Per chi non se lo ricordasse, MacGyver era il personaggio

dell’omonima serie tv che, a metà degli anni ottanta, è riuscito a

ispirare centinaia di migliaia di spettatori a trovare soluzioni ingegnose

e alternative per risolvere qualsiasi problema. Solitamente il

protagonista capitava immancabilmente in situazioni di estremo

pericolo e con pochissimi oggetti trovava la sua via di fuga. Realizzare

un congegno esplosivo con un fermacapelli, uno specchietto

ed un foglio di carta con MacGyver era un gioco da ragazzi, adesso

con nonnamoderna_91 sarebbe un insuccesso clamoroso. Ai tempi

odierni per provare le stesse dinamiche, hanno inventato le “escape

room”; stanze nelle quali si viene rinchiusi da soli o in gruppo e

dalle quali si esce risolvendo degli indovinelli. Il tutto avviene a pagamento.

A titolo informativo, per chi fosse interessato metto a disposizione

la mia cantina a gratis, parola che a Genova ha un suono

idilliaco.

I poteri macgyveriani risultano talvolta indeboliti dalla sfiga

più incallita anche se le probabilità di successo rimangono alte. Ne

è testimone un episodio avvenuto solo qualche giorno fa.

Giornata di sole offuscato che faceva già presagire un cambio

repentino degli avvenimenti che avrebbero avuto luogo. Rientro

a casa come ogni venerdì alle due del pomeriggio stanca ma felice

della settimana lavorativa appena passata. Agogno il meritato

riposo quando, tentando di aprire la porta del mio appartamento,

questa di blocca lasciando uno spiraglio che permette di capire che

la causa scatenante del fenomeno è il fermo alla porta inserito

dall’interno e l’effetto consiste in un calcione alla porta con annesso

urlo di dolore. Con il piede dolorante cerco di riflettere in ma-

niera lucida e pacata. Eureka! Ricordo di avere dei cacciavite nella

borsetta. Si, avete capito bene. Nella fretta del trasloco li avevo

messi nel primo posto disponibile e lì erano rimasti. Provo a far

leva con la paura di essere scambiata per una ladra dai nuovi vicini.

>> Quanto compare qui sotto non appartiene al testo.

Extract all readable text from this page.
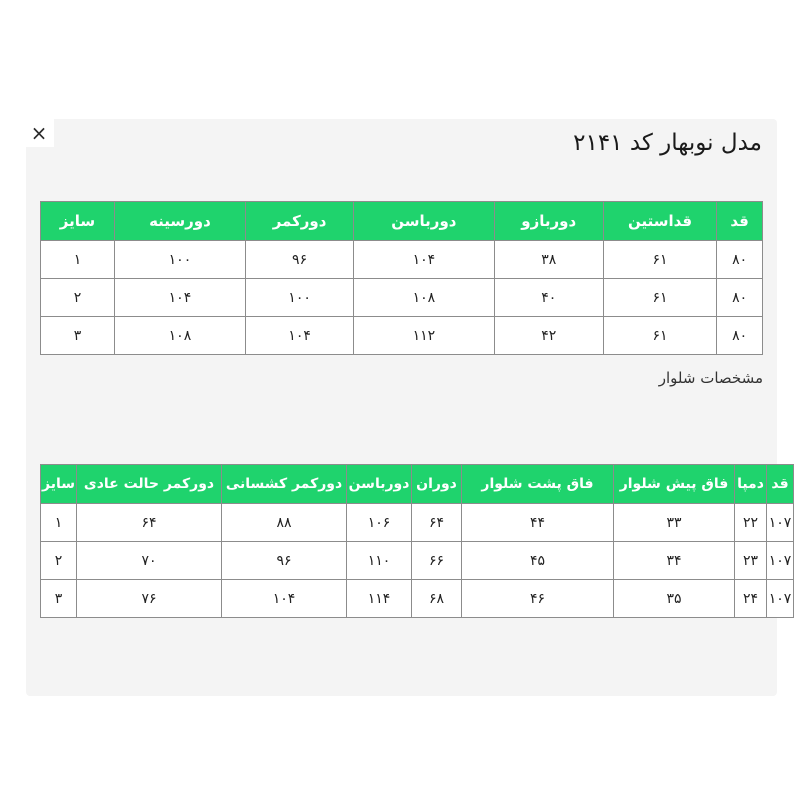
×	مدل نوبهار کد ۲۱۴۱
قد	قداستین	دوربازو	دورباسن	دورکمر	دورسینه	سایز
۸۰	۶۱	۳۸	۱۰۴	۹۶	۱۰۰	۱
۸۰	۶۱	۴۰	۱۰۸	۱۰۰	۱۰۴	۲
۸۰	۶۱	۴۲	۱۱۲	۱۰۴	۱۰۸	۳
مشخصات شلوار
قد	دمپا	فاق پیش شلوار	فاق پشت شلوار	دوران	دورباسن	دورکمر کشسانی	دورکمر حالت عادی	سایز
۱۰۷	۲۲	۳۳	۴۴	۶۴	۱۰۶	۸۸	۶۴	۱
۱۰۷	۲۳	۳۴	۴۵	۶۶	۱۱۰	۹۶	۷۰	۲
۱۰۷	۲۴	۳۵	۴۶	۶۸	۱۱۴	۱۰۴	۷۶	۳
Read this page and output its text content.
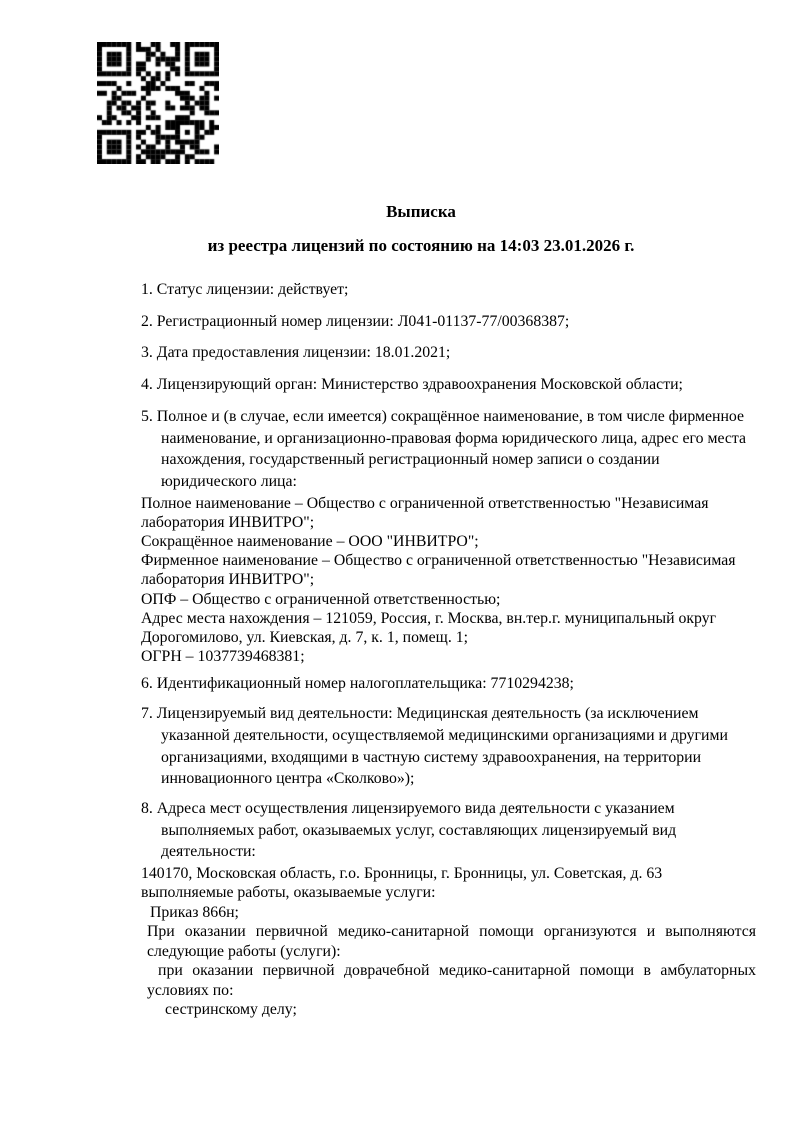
Выписка
из реестра лицензий по состоянию на 14:03 23.01.2026 г.

1. Статус лицензии: действует;

2. Регистрационный номер лицензии: Л041-01137-77/00368387;

3. Дата предоставления лицензии: 18.01.2021;

4. Лицензирующий орган: Министерство здравоохранения Московской области;

5. Полное и (в случае, если имеется) сокращённое наименование, в том числе фирменное наименование, и организационно-правовая форма юридического лица, адрес его места нахождения, государственный регистрационный номер записи о создании юридического лица:

Полное наименование – Общество с ограниченной ответственностью "Независимая лаборатория ИНВИТРО";

Сокращённое наименование – ООО "ИНВИТРО";

Фирменное наименование – Общество с ограниченной ответственностью "Независимая лаборатория ИНВИТРО";

ОПФ – Общество с ограниченной ответственностью;

Адрес места нахождения – 121059, Россия, г. Москва, вн.тер.г. муниципальный округ Дорогомилово, ул. Киевская, д. 7, к. 1, помещ. 1;

ОГРН – 1037739468381;

6. Идентификационный номер налогоплательщика: 7710294238;

7. Лицензируемый вид деятельности: Медицинская деятельность (за исключением указанной деятельности, осуществляемой медицинскими организациями и другими организациями, входящими в частную систему здравоохранения, на территории инновационного центра «Сколково»);

8. Адреса мест осуществления лицензируемого вида деятельности с указанием выполняемых работ, оказываемых услуг, составляющих лицензируемый вид деятельности:

140170, Московская область, г.о. Бронницы, г. Бронницы, ул. Советская, д. 63

выполняемые работы, оказываемые услуги:

Приказ 866н;

При оказании первичной медико-санитарной помощи организуются и выполняются следующие работы (услуги):

при оказании первичной доврачебной медико-санитарной помощи в амбулаторных условиях по:

сестринскому делу;
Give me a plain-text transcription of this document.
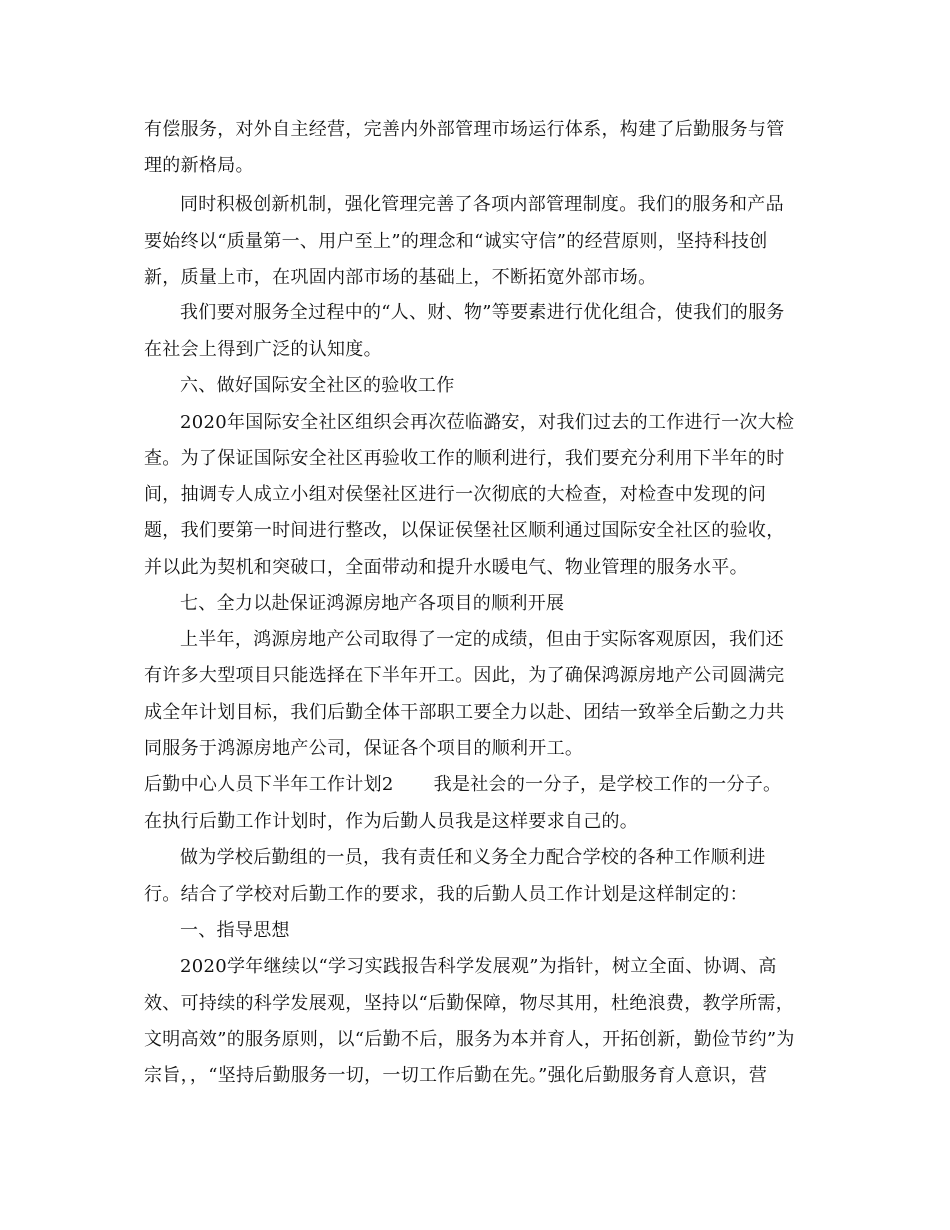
有偿服务，对外自主经营，完善内外部管理市场运行体系，构建了后勤服务与管
理的新格局。
同时积极创新机制，强化管理完善了各项内部管理制度。我们的服务和产品
要始终以“质量第一、用户至上”的理念和“诚实守信”的经营原则，坚持科技创
新，质量上市，在巩固内部市场的基础上，不断拓宽外部市场。
我们要对服务全过程中的“人、财、物”等要素进行优化组合，使我们的服务
在社会上得到广泛的认知度。
六、做好国际安全社区的验收工作
2020年国际安全社区组织会再次莅临潞安，对我们过去的工作进行一次大检
查。为了保证国际安全社区再验收工作的顺利进行，我们要充分利用下半年的时
间，抽调专人成立小组对侯堡社区进行一次彻底的大检查，对检查中发现的问
题，我们要第一时间进行整改，以保证侯堡社区顺利通过国际安全社区的验收，
并以此为契机和突破口，全面带动和提升水暖电气、物业管理的服务水平。
七、全力以赴保证鸿源房地产各项目的顺利开展
上半年，鸿源房地产公司取得了一定的成绩，但由于实际客观原因，我们还
有许多大型项目只能选择在下半年开工。因此，为了确保鸿源房地产公司圆满完
成全年计划目标，我们后勤全体干部职工要全力以赴、团结一致举全后勤之力共
同服务于鸿源房地产公司，保证各个项目的顺利开工。
后勤中心人员下半年工作计划2 我是社会的一分子，是学校工作的一分子。
在执行后勤工作计划时，作为后勤人员我是这样要求自己的。
做为学校后勤组的一员，我有责任和义务全力配合学校的各种工作顺利进
行。结合了学校对后勤工作的要求，我的后勤人员工作计划是这样制定的：
一、指导思想
2020学年继续以“学习实践报告科学发展观”为指针，树立全面、协调、高
效、可持续的科学发展观，坚持以“后勤保障，物尽其用，杜绝浪费，教学所需，
文明高效”的服务原则，以“后勤不后，服务为本并育人，开拓创新，勤俭节约”为
宗旨，，“坚持后勤服务一切，一切工作后勤在先。”强化后勤服务育人意识，营
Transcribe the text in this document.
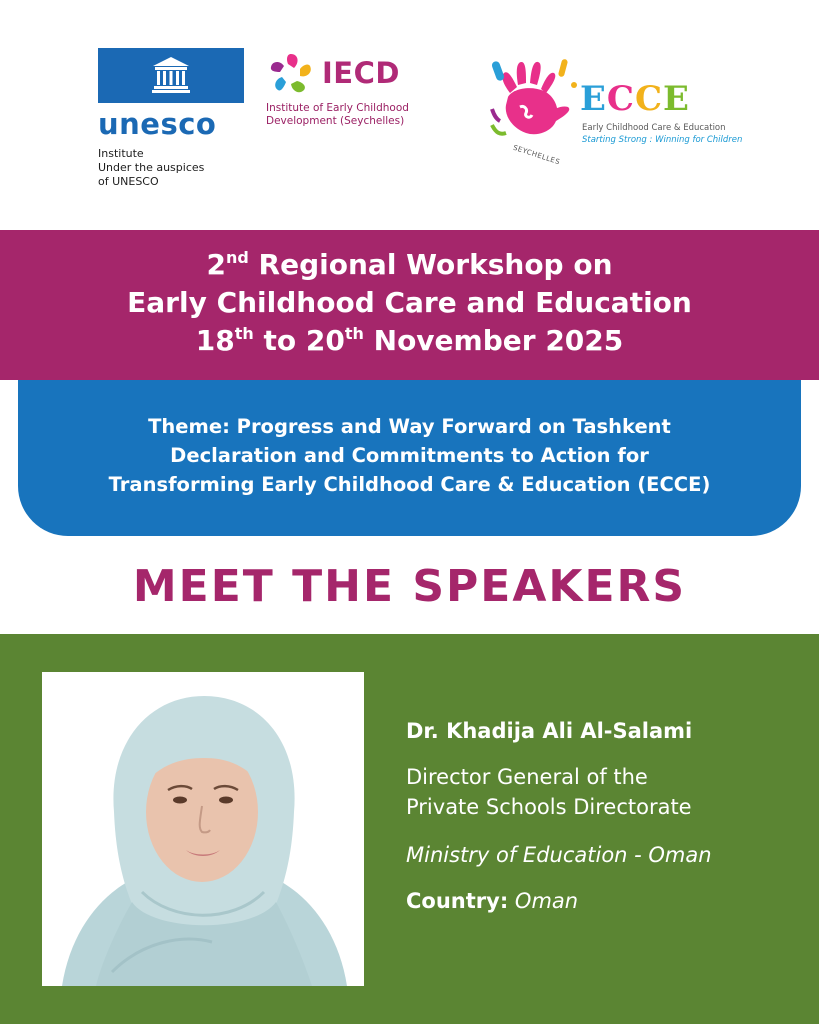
unesco
Institute
Under the auspices
of UNESCO
IECD
Institute of Early Childhood
Development (Seychelles)
ECCE
Early Childhood Care & Education
Starting Strong : Winning for Children
SEYCHELLES
2nd Regional Workshop on
Early Childhood Care and Education
18th to 20th November 2025
Theme: Progress and Way Forward on Tashkent
Declaration and Commitments to Action for
Transforming Early Childhood Care & Education (ECCE)
MEET THE SPEAKERS
Dr. Khadija Ali Al-Salami
Director General of the
Private Schools Directorate
Ministry of Education - Oman
Country: Oman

Riesco a piegare ben tre cacciavite, con il quarto lascio cadere ogni

speranza. Nel garage non ho la cassetta degli attrezzi quindi devo

gettare la spugna. Chiamo il fabbro. Ho solo il quattro per cento di

batteria ma tento la sorte. Lascio tutte le informazioni richieste

tranne il recapito telefonico che sto per comunicare quando lo

schermo diventa nero. Caput.

Capito perché odio la tecnologia? Eureka! Dovrei avere

un’ora di tempo prima che arrivi il fabbro quindi corro all’unico

negozio aperto della zona, un commerciante cinese che vende articoli

per la casa. Compro il caricabatterie e trionfante torno alla

base. Grondante di sudore collego il caricabatterie all’unica presa a

disposizione in garage quel tanto che basta per resuscitare il cadavere.

Esco dal bunker sotterraneo per telefonare e scopro che la richiesta

di intervento non era stata presa in carico. La pazienza si

trova in bilico sul burrone dell’iracondia ma, per fortuna, fa un

passo indietro. Prendo un nuovo appuntamento e riesco a terminare

la telefonata, questa volta, senza intoppi. Per evitare altri scherzetti,

raggiungo nuovamente il box per caricare l’oggetto infernale.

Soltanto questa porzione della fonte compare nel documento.